Haberde ne denmek istendiğini güç-belâ çözebildikten sonra hayli şaşırdım, çünki bizzat tanıdığım Prenses Süreyya bildiğim kadarıyla beş parasızdı!
Paris’te gerçi bir dairesi vardı ama genellikle şehrin lüks otellerinde ve bilhassa Plaza Athénée’de normal bir odada kalmayı tercih eder, oteller Süreyya’dan para almazlardı. Zira hemen her kesimin meraklı ve hayran bakışlarını eski günlerdeki kadar olmasa bile yine celbedebiliyordu ve sâkinlerinin arasında onun da bulunması, oteller için mükemmel bir reklâm vasıtası idi.
BİR GECELİK MÜCEVHERLER
Avrupa’nın jet sosyetesinde şânı devam ettiği için sadece lüks otellerin değil, büyük şirketlerin ve yeni zenginlerin bazı davetlerinde, özellikle de önemli defilelerde bulunmasını arzu ettikleri bir isimdi ve salona son derece pahalı mücevherlerle girdiği zaman bütün bakışlar üzerine çevriliyordu.

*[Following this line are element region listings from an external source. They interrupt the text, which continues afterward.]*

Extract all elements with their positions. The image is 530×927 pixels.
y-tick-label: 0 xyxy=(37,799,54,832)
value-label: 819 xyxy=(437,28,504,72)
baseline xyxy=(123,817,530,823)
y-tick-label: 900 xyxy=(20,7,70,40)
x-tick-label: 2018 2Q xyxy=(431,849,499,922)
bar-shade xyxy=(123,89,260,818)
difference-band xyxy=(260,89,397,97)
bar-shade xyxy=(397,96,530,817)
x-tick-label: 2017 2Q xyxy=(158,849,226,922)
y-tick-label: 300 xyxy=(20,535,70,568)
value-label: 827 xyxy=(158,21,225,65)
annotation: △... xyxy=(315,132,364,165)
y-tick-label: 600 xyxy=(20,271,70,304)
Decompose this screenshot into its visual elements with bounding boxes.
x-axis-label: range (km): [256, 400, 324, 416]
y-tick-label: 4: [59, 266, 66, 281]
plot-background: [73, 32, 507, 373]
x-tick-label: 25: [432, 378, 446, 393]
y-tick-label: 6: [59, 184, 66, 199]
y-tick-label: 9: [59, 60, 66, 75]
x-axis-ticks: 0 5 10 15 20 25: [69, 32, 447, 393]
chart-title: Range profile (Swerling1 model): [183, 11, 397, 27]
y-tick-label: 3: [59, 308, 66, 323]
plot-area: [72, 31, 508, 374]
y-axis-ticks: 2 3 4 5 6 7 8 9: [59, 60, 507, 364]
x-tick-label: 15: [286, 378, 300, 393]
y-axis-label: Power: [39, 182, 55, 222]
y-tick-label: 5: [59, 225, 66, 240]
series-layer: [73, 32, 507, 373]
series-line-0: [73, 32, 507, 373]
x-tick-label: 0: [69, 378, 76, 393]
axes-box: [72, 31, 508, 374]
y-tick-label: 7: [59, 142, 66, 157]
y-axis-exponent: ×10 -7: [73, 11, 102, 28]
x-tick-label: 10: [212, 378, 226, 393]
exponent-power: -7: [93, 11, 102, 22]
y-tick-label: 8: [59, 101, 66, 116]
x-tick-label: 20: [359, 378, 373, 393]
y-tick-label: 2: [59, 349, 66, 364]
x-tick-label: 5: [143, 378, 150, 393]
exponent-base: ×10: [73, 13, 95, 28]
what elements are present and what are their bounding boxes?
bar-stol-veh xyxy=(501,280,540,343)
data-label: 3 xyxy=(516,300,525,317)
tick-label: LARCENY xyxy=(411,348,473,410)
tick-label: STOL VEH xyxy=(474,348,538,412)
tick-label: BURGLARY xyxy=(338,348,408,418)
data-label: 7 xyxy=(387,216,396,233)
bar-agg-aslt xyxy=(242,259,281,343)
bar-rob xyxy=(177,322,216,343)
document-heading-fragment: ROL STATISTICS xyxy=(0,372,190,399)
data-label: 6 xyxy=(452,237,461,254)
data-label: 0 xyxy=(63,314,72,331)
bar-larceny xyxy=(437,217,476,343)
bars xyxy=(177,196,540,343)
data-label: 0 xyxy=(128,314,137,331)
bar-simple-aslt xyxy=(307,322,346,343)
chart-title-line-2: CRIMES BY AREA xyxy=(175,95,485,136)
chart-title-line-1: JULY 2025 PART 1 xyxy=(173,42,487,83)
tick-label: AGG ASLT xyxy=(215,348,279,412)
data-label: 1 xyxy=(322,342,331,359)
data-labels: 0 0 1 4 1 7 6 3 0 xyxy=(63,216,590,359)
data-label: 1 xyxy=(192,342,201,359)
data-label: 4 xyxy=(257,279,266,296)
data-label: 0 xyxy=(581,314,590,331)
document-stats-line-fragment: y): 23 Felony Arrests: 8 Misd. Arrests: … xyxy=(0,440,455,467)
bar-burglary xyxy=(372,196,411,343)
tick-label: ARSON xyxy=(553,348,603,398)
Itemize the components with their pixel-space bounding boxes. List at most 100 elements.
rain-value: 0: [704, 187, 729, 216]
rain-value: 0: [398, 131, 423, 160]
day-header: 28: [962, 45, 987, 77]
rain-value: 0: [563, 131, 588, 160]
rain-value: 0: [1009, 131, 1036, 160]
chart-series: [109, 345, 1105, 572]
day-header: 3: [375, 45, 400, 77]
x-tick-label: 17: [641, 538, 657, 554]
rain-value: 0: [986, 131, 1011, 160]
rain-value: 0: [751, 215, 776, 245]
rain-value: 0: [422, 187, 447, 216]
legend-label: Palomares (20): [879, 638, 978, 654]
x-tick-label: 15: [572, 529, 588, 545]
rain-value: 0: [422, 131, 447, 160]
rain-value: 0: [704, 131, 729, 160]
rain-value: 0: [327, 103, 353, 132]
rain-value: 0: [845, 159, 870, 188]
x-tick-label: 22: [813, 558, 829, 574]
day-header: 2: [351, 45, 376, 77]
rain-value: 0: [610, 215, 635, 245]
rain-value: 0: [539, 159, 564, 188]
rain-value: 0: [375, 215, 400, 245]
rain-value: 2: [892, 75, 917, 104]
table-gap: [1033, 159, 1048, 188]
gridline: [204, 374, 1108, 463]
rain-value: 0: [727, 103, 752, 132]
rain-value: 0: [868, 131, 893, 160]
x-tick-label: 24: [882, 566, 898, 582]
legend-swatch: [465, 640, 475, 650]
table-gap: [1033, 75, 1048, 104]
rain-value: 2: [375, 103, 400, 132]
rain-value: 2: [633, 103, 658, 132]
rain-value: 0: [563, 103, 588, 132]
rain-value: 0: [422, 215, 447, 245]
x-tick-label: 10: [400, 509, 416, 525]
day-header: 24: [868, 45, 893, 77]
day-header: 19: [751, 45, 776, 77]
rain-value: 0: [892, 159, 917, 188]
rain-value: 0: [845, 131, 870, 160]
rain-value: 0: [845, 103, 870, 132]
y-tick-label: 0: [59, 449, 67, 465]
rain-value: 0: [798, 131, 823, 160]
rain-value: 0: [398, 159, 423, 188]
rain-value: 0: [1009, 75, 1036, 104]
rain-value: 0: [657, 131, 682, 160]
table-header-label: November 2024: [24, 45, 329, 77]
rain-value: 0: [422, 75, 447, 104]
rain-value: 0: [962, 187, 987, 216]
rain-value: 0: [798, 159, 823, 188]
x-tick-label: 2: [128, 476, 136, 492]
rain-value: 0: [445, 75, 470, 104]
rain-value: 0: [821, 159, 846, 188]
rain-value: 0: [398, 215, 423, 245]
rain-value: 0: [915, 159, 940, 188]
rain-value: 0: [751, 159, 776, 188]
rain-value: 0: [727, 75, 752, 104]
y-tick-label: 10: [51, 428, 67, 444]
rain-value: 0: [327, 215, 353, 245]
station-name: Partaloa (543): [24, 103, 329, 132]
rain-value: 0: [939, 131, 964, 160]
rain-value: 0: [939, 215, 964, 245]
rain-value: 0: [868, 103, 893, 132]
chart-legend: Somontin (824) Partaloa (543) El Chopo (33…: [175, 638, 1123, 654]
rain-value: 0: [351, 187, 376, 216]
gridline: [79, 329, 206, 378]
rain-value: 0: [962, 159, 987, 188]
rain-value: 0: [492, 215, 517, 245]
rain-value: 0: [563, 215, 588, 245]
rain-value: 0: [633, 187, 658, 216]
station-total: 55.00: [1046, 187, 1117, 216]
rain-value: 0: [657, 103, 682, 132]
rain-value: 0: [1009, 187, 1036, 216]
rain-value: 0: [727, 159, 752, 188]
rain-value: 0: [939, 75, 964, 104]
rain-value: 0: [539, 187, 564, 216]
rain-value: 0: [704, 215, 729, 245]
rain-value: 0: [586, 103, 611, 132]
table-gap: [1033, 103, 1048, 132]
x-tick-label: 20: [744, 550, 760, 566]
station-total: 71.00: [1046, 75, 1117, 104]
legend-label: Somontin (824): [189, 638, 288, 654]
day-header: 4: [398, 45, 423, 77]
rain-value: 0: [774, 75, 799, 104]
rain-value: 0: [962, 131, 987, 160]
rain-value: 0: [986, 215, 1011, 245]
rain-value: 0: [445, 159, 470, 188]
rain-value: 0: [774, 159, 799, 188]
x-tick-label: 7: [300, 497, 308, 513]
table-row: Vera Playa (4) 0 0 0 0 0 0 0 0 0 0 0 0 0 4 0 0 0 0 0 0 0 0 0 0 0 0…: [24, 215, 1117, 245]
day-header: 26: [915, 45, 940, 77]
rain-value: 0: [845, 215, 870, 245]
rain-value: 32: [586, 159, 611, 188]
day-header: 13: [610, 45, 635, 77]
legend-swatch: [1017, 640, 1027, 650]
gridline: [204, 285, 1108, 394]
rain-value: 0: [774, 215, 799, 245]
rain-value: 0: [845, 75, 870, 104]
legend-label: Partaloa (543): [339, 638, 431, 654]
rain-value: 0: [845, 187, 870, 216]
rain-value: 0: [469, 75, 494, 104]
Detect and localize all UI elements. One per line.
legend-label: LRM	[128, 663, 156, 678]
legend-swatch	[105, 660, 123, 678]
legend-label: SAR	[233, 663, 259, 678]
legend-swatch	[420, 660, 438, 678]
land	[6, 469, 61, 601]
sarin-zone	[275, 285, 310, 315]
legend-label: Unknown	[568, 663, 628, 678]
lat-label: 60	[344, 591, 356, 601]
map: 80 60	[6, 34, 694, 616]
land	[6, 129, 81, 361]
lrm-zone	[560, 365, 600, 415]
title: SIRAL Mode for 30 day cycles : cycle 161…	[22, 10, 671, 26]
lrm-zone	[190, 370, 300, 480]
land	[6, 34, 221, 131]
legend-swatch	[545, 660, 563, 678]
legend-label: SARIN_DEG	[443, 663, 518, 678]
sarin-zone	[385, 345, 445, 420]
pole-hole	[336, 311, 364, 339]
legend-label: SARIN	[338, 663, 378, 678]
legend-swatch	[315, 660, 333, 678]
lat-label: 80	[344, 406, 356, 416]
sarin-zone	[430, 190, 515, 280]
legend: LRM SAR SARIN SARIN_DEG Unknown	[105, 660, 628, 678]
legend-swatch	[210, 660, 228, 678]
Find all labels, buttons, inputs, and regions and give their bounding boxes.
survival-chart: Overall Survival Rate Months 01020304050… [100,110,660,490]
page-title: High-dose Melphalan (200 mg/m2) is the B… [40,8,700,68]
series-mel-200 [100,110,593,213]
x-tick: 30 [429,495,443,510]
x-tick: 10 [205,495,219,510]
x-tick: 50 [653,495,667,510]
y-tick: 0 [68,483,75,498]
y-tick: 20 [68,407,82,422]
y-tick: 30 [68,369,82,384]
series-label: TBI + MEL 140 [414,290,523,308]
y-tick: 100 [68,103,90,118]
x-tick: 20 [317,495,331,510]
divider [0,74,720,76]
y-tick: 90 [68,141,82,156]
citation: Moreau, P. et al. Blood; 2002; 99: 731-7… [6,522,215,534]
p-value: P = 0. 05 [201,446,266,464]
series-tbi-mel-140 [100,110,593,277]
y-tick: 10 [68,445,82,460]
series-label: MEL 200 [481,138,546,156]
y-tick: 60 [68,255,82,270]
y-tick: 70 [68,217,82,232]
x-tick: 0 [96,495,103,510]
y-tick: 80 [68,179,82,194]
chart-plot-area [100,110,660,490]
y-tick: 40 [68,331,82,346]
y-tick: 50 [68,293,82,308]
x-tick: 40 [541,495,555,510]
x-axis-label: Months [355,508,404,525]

Ama, taktığı mücevherlerin artık hiçbiri onun değildi, Süreyya’ya Paris’in önde gelen cevahir mağazaları tarafından isimlerini duyurma maksadı ile, sadece o davette kullanması için verilmişlerdi. Sık sık Cartier’nin yahut İran’ın kendinden sonraki imparatoriçesi Farah’ın tacını yapan firma olmasına rağmen Van Cleef’in mücevherleri ile görülür, davet sonrasında otele döndüğünde lobiden eski haşmetini taklit edercesine geçip odasına gider ve taktığı herşeyi dönüşünü bekleyen mücevher şirketinin korumalarına teslim ederdi.
Sabık imparatoriçenin mirası, vesairesi bir tarafa; “şoför” muammalı ve “adam”lı dünkü ifadeler Türkçe’yi artık doğru-dürüst kullanamaz hâle gelmiş olmamızı bir tarafa bırakın, en basit bir haberi bile düzgün şekilde yazmaktan âciz kaldığımızı ve “redaksiyon” kavramının da yerinde yeller estiğini göstermektedir!